A waiter hired at an hourly wage of Japanese yen 850 (US$7.06), for example, can rise to the level of restaurant manager with an hourly salary of at least Japanese yen 2,500 in just months if his performance is approved by a majority of his co-workers.
A failure to meet a goal will get him sent right back to where he started.
"A restaurant manager must raise sales, cut costs and manage his people, using a whip at times," Hasegawa says. "They have to run their restaurant as if they were running their own business.
"Our work environment is strict but there is no seniority system. It's fair," he adds.
Recipe for expansion
To ride out the sluggish market, Hasegawa plans to use his home recipe to serve up profits in his overseas expansion.
"Opening a new restaurant [in Japan] will increase sales but not by much," said Hasegawa.
"Our goal is sustainability. We want to remain in the market for a long period of time and Japan alone is just too small."
Sales in Japan's restaurant industry shrank about 1.2 percent to Japanese yen 12.7 trillion (US$104 billion) in 2001 from the previous year, according to data from the Food Service Industry Survey and Research Center.

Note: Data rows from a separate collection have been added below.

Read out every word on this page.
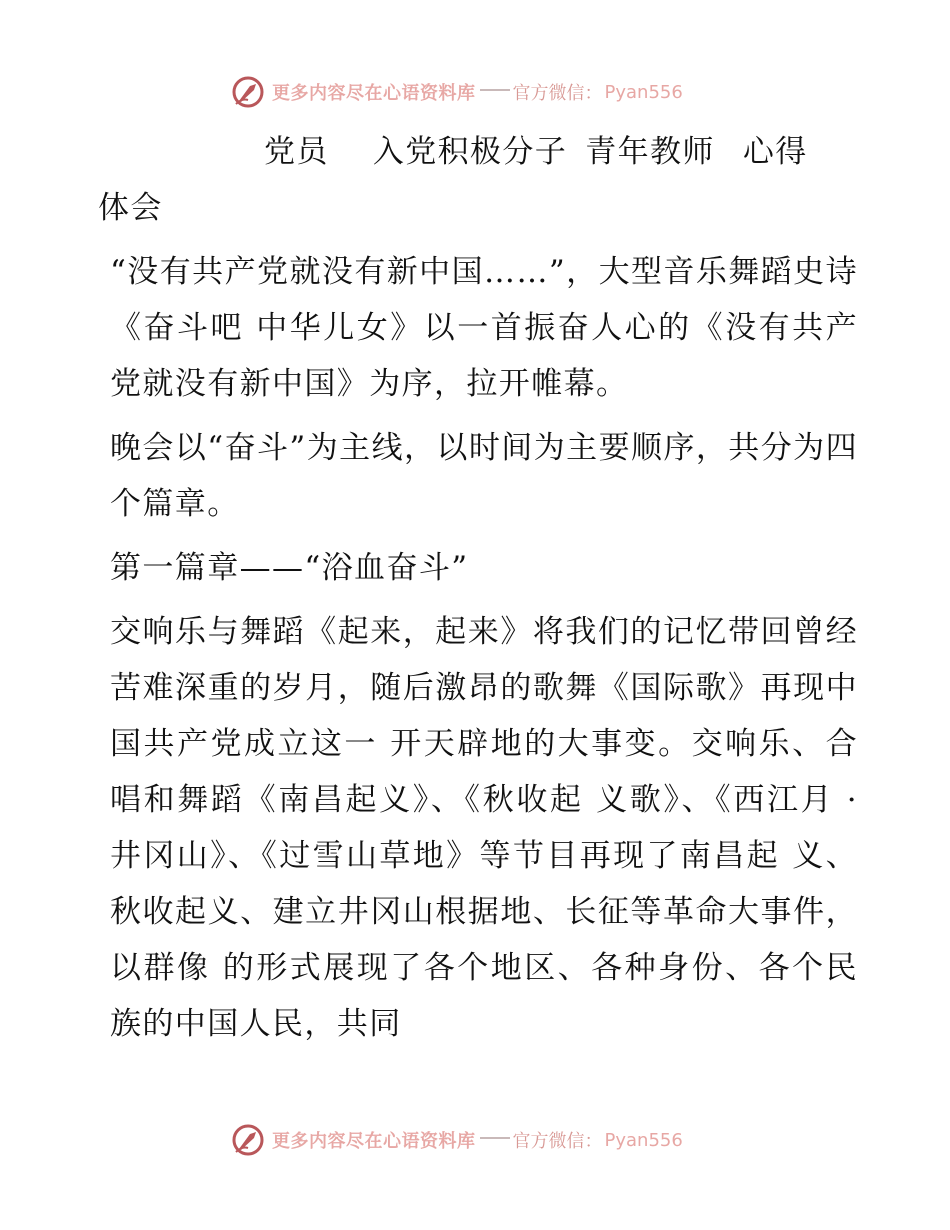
更多内容尽在心语资料库 官方微信： Pyan556

党员 入党积极分子 青年教师 心得

体会

“没有共产党就没有新中国……”，大型音乐舞蹈史诗《奋斗吧 中华儿女》以一首振奋人心的《没有共产党就没有新中国》为序，拉开帷幕。

晚会以“奋斗”为主线，以时间为主要顺序，共分为四个篇章。

第一篇章——“浴血奋斗”

交响乐与舞蹈《起来，起来》将我们的记忆带回曾经苦难深重的岁月，随后激昂的歌舞《国际歌》再现中国共产党成立这一 开天辟地的大事变。交响乐、合唱和舞蹈《南昌起义》、《秋收起 义歌》、《西江月 · 井冈山》、《过雪山草地》等节目再现了南昌起 义、秋收起义、建立井冈山根据地、长征等革命大事件，以群像 的形式展现了各个地区、各种身份、各个民族的中国人民，共同

更多内容尽在心语资料库 官方微信： Pyan556
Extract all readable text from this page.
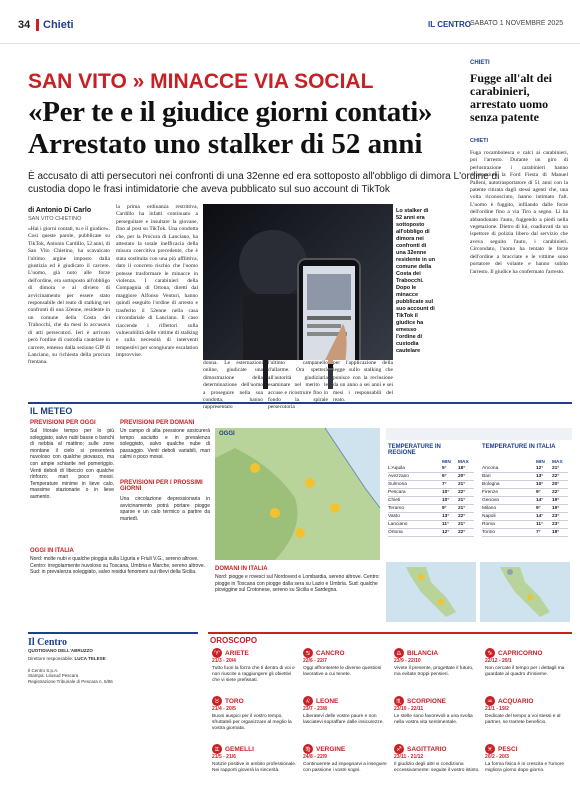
34	Chieti	IL CENTRO SABATO 1 NOVEMBRE 2025
SAN VITO » MINACCE VIA SOCIAL
«Per te e il giudice giorni contati»
Arrestato uno stalker di 52 anni
È accusato di atti persecutori nei confronti di una 32enne ed era sottoposto all'obbligo di dimora L'ordine di custodia dopo le frasi intimidatorie che aveva pubblicato sul suo account di TikTok
di Antonio Di Carlo
SAN VITO CHIETINO
«Hai i giorni contati, tu e il giudice». Così queste parole, pubblicate su TikTok, Antonio Cardillo, 52 anni, di San Vito Chietino, ha scavalcato l'ultimo argine imposto dalla giustizia ed è giudicato il carcere. L'uomo, già noto alle forze dell'ordine, era sottoposto all'obbligo di dimora e al divieto di avvicinamento per essere stato responsabile del reato di stalking nei confronti di una 32enne, residente in un comune della Costa dei Trabocchi, che da mesi lo accusava di atti persecutori. Ieri è arrivato però l'ordine di custodia cautelare in carcere, emesso dalla sezione GIP di Lanciano, su richiesta della procura frentana.
la prima ordinanza restrittiva, Cardillo ha infatti continuato a perseguitare e insultare la giovane, fino al post su TikTok. Una condotta che, per la Procura di Lanciano, ha attestato la totale inefficacia della misura coercitiva precedente, che è stata sostituita con una più afflittiva, dato il concreto rischio che l'uomo potesse trasformare le minacce in violenza. I carabinieri della Compagnia di Ortona, diretti dal maggiore Alfonso Venturi, hanno quindi eseguito l'ordine di arresto e trasferito il 52enne nella casa circondariale di Lanciano. Il caso riaccende i riflettori sulla vulnerabilità delle vittime di stalking e sulla necessità di interventi tempestivi per scongiurare escalation improvvise.
Lo stalker di 52 anni era sottoposto all'obbligo di dimora nei confronti di una 32enne residente in un comune della Costa dei Trabocchi. Dopo le minacce pubblicate sul suo account di TikTok il giudice ha emesso l'ordine di custodia cautelare
CHIETI
Fugge all'alt dei carabinieri, arrestato uomo senza patente
CHIETI
Fuga rocambolesca e calci ai carabinieri, poi l'arresto. Durante un giro di perlustrazione i carabinieri hanno riconosciuto la Ford Fiesta di Manuel Palleni, autotrasportatore di 51 anni con la patente ritirata dagli stessi agenti che, una volta riconosciuto, hanno intimato l'alt. L'uomo è fuggito, infilando dalle forze dell'ordine fino a via Tiro a segno. Lì ha abbandonato l'auto, fuggendo a piedi nella vegetazione. Dietro di lui, coadiuvati da un ispettore di polizia libero dal servizio che aveva seguito l'auto, i carabinieri. Circondato, l'uomo ha tentato le forze dell'ordine a bracciate e le vittime sono portatore del volante e hanno subito l'arresto. Il giudice ha confermato l'arresto.
IL METEO
PREVISIONI PER OGGI
Sul litorale tempo per lo più soleggiato, salvo nubi basse o banchi di nebbia al mattino; sulle zone montane il cielo si presenterà nuvoloso con qualche piovasco, ma con ampie schiarite nel pomeriggio. Venti deboli di libeccio con qualche rinforzo; mari poco mossi. Temperature minime in lieve calo, massime stazionarie o in lieve aumento.
PREVISIONI PER DOMANI
Un campo di alta pressione assicurerà tempo asciutto e in prevalenza soleggiato, salvo qualche nube di passaggio. Venti deboli variabili, mari calmi o poco mossi.
PREVISIONI PER I PROSSIMI GIORNI
Una circolazione depressionaria in avvicinamento potrà portare piogge sparse e un calo termico a partire da martedì.
OGGI
TEMPERATURE IN REGIONE
TEMPERATURE IN ITALIA
MIN	MAX
L'Aquila	5°	18°
Avezzano	6°	20°
Sulmona	7°	21°
Pescara	10°	22°
Chieti	10°	21°
Teramo	9°	21°
Vasto	13°	22°
Lanciano	11°	21°
Ortona	12°	22°
MIN	MAX
Ancona	12°	21°
Bari	13°	22°
Bologna	10°	20°
Firenze	9°	22°
Genova	14°	19°
Milano	9°	19°
Napoli	14°	23°
Roma	11°	23°
Torino	7°	18°
OGGI IN ITALIA
Nord: molte nubi e qualche pioggia sulla Liguria e Friuli V.G., sereno altrove. Centro: irregolarmente nuvoloso su Toscana, Umbria e Marche, sereno altrove. Sud: in prevalenza soleggiato, salvo residui fenomeni sui rilievi della Sicilia.
DOMANI IN ITALIA
Nord: piogge e rovesci sul Nordovest e Lombardia, sereno altrove. Centro: piogge in Toscana con piogge dalla sera su Lazio e Umbria. Sud: qualche pioviggine sul Crotonese, sereno su Sicilia e Sardegna.
Il Centro
QUOTIDIANO DELL'ABRUZZO
Direttore responsabile: LUCA TELESE
Il Centro S.p.A.
Stampa: Litosud Pescara
Registrazione Tribunale di Pescara n. 5/86
OROSCOPO
♈ ARIETE
21/3 - 20/4
Tutto fuori la forza che ti dentro di voi e non riuscite a raggiungere gli obiettivi che vi siete prefissati.
♉ TORO
21/4 - 20/5
Buoni auspici per il vostro tempo, sfruttateli per organizzare al meglio la vostra giornata.
♊ GEMELLI
21/5 - 21/6
Notizie positive in ambito professionale. Nei rapporti gioverà la sincerità.
♋ CANCRO
22/6 - 22/7
Oggi affronterete le diverse questioni lavorative a cui tenete.
♌ LEONE
23/7 - 23/8
Liberatevi delle vostre paure e non lasciatevi sopraffare dalle insicurezze.
♍ VERGINE
24/8 - 22/9
Continuerete ad impegnarvi a inseguire con passione i vostri sogni.
♎ BILANCIA
23/9 - 22/10
Vivete il presente, progettate il futuro, ma evitate troppi pensieri.
♏ SCORPIONE
23/10 - 22/11
Le stelle sono favorevoli a una svolta nella vostra vita sentimentale.
♐ SAGITTARIO
23/11 - 21/12
Il giudizio degli altri vi condiziona eccessivamente: seguite il vostro istinto.
♑ CAPRICORNO
22/12 - 20/1
Non cercate il tempo per i dettagli ma guardate al quadro d'insieme.
♒ ACQUARIO
21/1 - 19/2
Dedicate del tempo a voi stessi e al partner, ne trarrete beneficio.
♓ PESCI
20/2 - 20/3
La forma fisica è in crescita e l'umore migliora giorno dopo giorno.
donna. Le esternazioni online, giudicate una dimostrazione della determinazione dell'uomo a proseguire nella sua condotta, hanno rappresentato
l'ultimo campanello d'allarme. Ora spetterà all'autorità giudiziaria esaminare nel merito le accuse e ricostruire fino in fondo la spirale persecutoria
per l'applicazione della legge sullo stalking che punisce con la reclusione da un anno a sei anni e sei mesi i responsabili del reato.
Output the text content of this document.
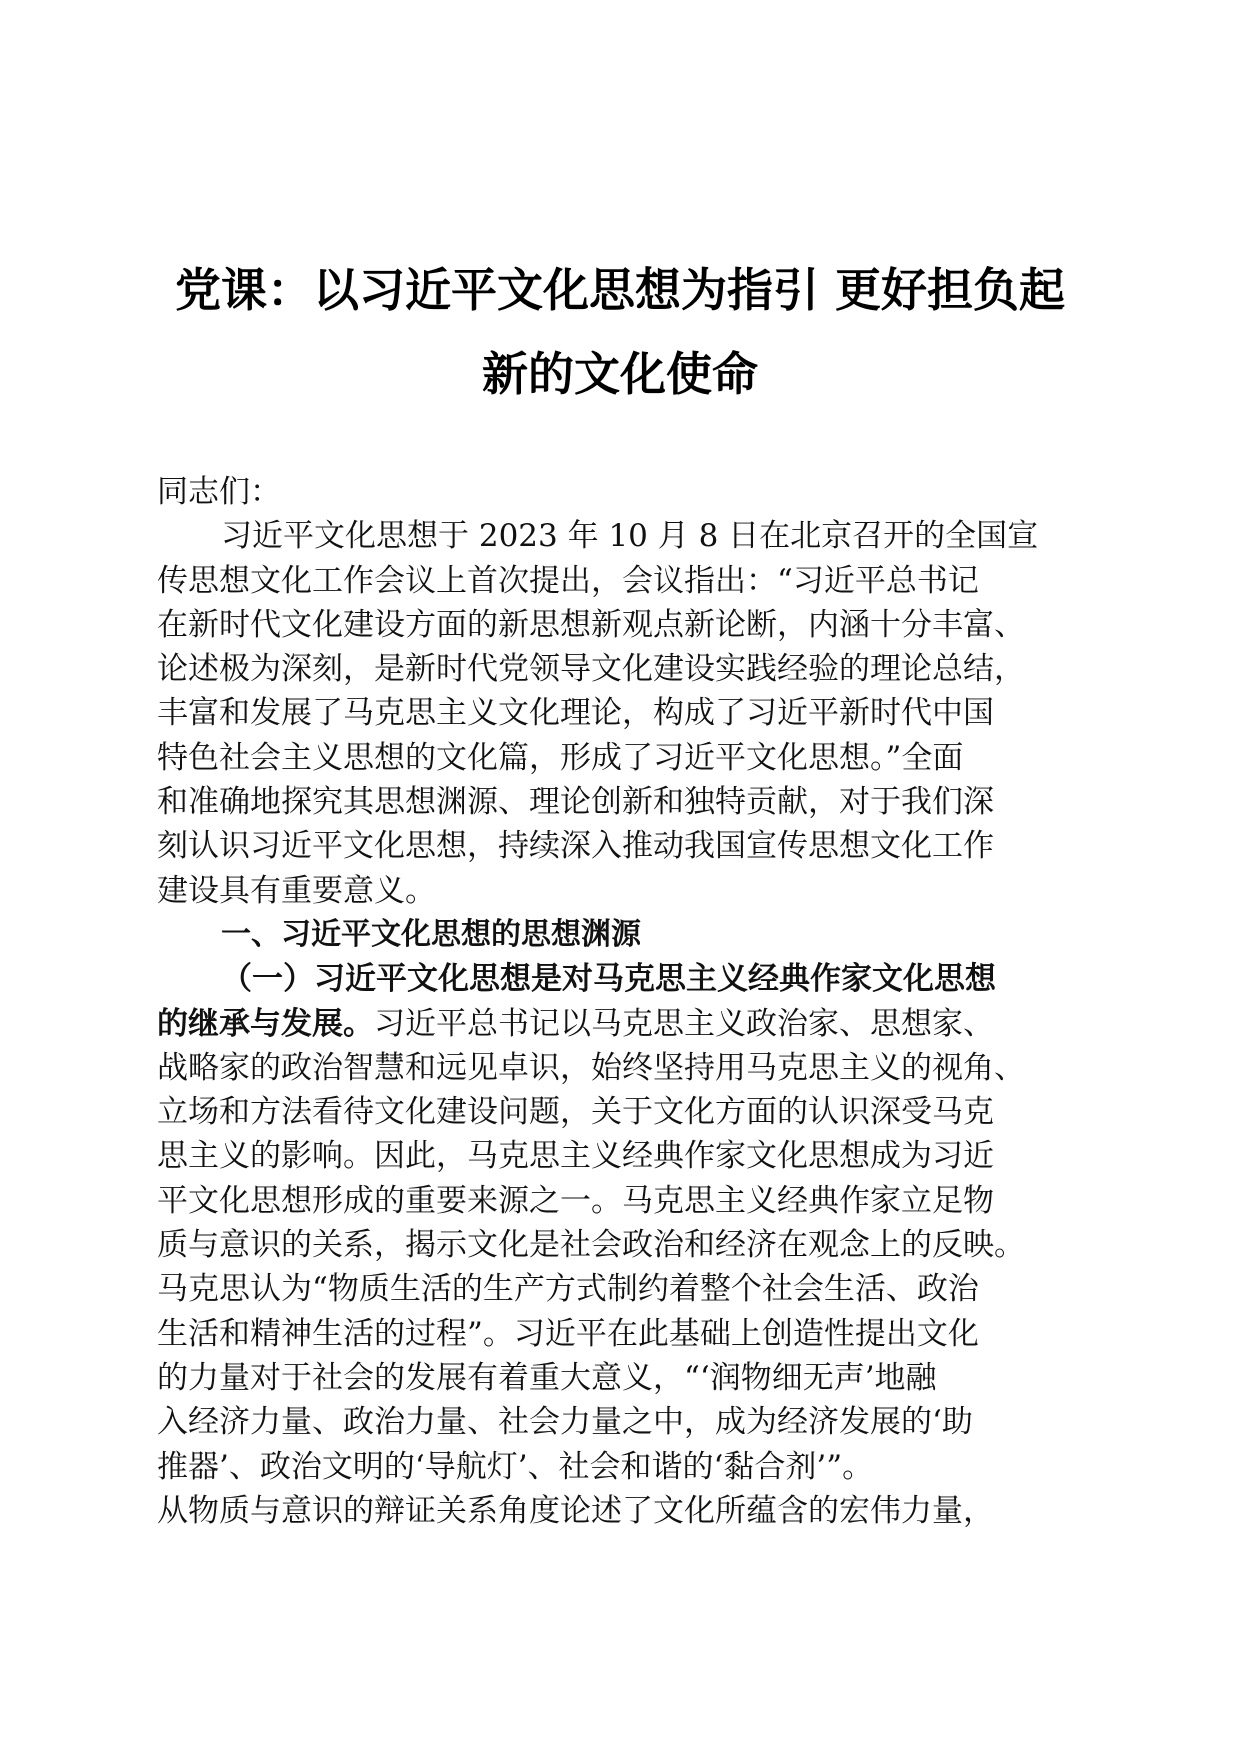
党课：以习近平文化思想为指引 更好担负起
新的文化使命
同志们：
习近平文化思想于 2023 年 10 月 8 日在北京召开的全国宣
传思想文化工作会议上首次提出，会议指出：“习近平总书记
在新时代文化建设方面的新思想新观点新论断，内涵十分丰富、
论述极为深刻，是新时代党领导文化建设实践经验的理论总结，
丰富和发展了马克思主义文化理论，构成了习近平新时代中国
特色社会主义思想的文化篇，形成了习近平文化思想。”全面
和准确地探究其思想渊源、理论创新和独特贡献，对于我们深
刻认识习近平文化思想，持续深入推动我国宣传思想文化工作
建设具有重要意义。
一、习近平文化思想的思想渊源
（一）习近平文化思想是对马克思主义经典作家文化思想
的继承与发展。习近平总书记以马克思主义政治家、思想家、
战略家的政治智慧和远见卓识，始终坚持用马克思主义的视角、
立场和方法看待文化建设问题，关于文化方面的认识深受马克
思主义的影响。因此，马克思主义经典作家文化思想成为习近
平文化思想形成的重要来源之一。马克思主义经典作家立足物
质与意识的关系，揭示文化是社会政治和经济在观念上的反映。
马克思认为“物质生活的生产方式制约着整个社会生活、政治
生活和精神生活的过程”。习近平在此基础上创造性提出文化
的力量对于社会的发展有着重大意义，“‘润物细无声’地融
入经济力量、政治力量、社会力量之中，成为经济发展的‘助
推器’、政治文明的‘导航灯’、社会和谐的‘黏合剂’”。
从物质与意识的辩证关系角度论述了文化所蕴含的宏伟力量，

Sales have grown just Japanese yen 700 billion since 1992.
One issue Global Dining will face overseas is more critical diners than those in Japan, who tend to take what they get without complaint.
Hasegawa says his management structure, rather than the food, will make the difference as he exports Gonpachi and his two other brands, the Italian La Boheme and the Asia-oriented Monsoon Cafe, in the coming years.
Global Dining already runs one La Boheme and one Monsoon restaurant in Los Angeles.
"The only reason we have not been able to take the lead over our competitors [in Los Angeles] is that we have not yet been able to fully export our current management system," Hasegawa said.
Hasegawa, an avid jogger, says his employees are given the freedom to run with the business -- giving them a bigger personal stake in its success and giving him more employee bang for his yen.
Plans are afoot to open Gonpachi, the chicken kebab yakitori restaurant favored by Bush and Koizumi, in Los Angeles by the end of 2003.
Some industry watchers might think that New York would be the logical next step for Global Dining, but Hasegawa has other ideas. The next target, he says, may be Asia.
"Shanghai would be good," Hasegawa says. "I think it's more interesting than New York."